Pincay picked up the Santa Anita Derby mount because Cauthen had to serve a suspension for a riding infraction. While Cauthen rode Affirmed regularly as a juvenile, Pincay and Angel Cordero Jr. also rode the champion. Pincay said working Affirmed at Hollywood Park before their seven-length victory in the Hollywood Juvenile Championship Stakes (gr. II) sold him on the colt's greatness.
"I remember working him five furlongs and I thought he went in 1:01 and I was so surprised when they told me he went in :58 and change," Pincay said.
When trainer Laz Barrera had to replace Cauthen for the Santa Anita Derby, he could not decide between Pincay or Cordero and allowed a coin flip to decide. That toss went Pincay's way.
"I had to sit on the sidelines and I had to watch in pain," Cauthen said. But Cauthen would be back aboard in the Hollywood Derby when Affirmed defeated Think Snow by two lengths.
While Cauthen, who will be offering handicapping tips this season for Derby Experiences, recognizes the changes in training styles, he does not blame them for the 35-year run without a Triple Crown winner. He thought I'll Have Another had a great chance until the injury. He also said horses like Alysheba and more recently Big Brown seemed like horses who could've pulled it off.
Cauthen, who joined the racing Hall of Fame in 1994, said the biggest disappointment during the Triple Crown drought may be Point Given , who caught Cauthen's eye when he won the 2001 San Felipe and Santa Anita Derby by a combined 7 3/4 lengths.

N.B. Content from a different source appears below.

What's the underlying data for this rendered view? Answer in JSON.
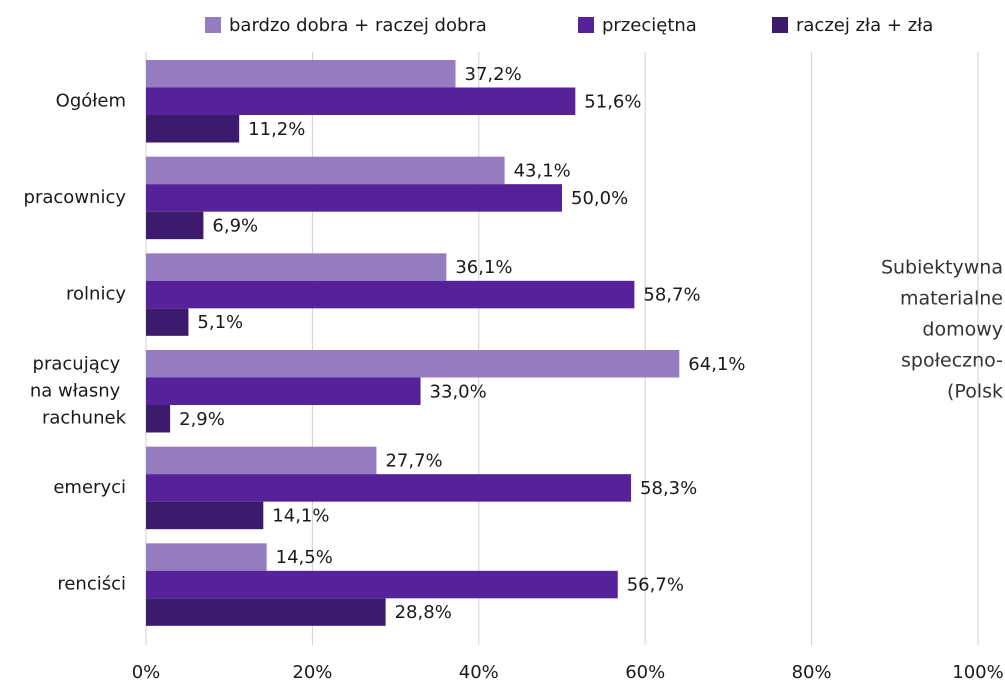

"I thought he had a great chance of winning the Triple Crown," Cauthen said. "I went to the Kentucky Derby that year because I thought he had a chance to win the Triple Crown. But he ran fifth in the Derby. Then he easily beat those horses in the Preakness and the Belmont. For whatever reason, he just didn't show up at the Derby."
If anything, Cauthen believes more stamina in pedigrees may have provided horses from 35 to 40 years ago a better chance of winning the Triple Crown but he acknowledges that perhaps there is no reason. Perhaps the 1970s just saw a run of great horses.
"The 70s was a decade of just great horses and they were tough," Cauthen said. "Maybe back then there was still more stamina in the pedigrees. But the fact is they were just a special bunch of horse. ... It takes a special horse and you need everything to go right. You need good luck, good training."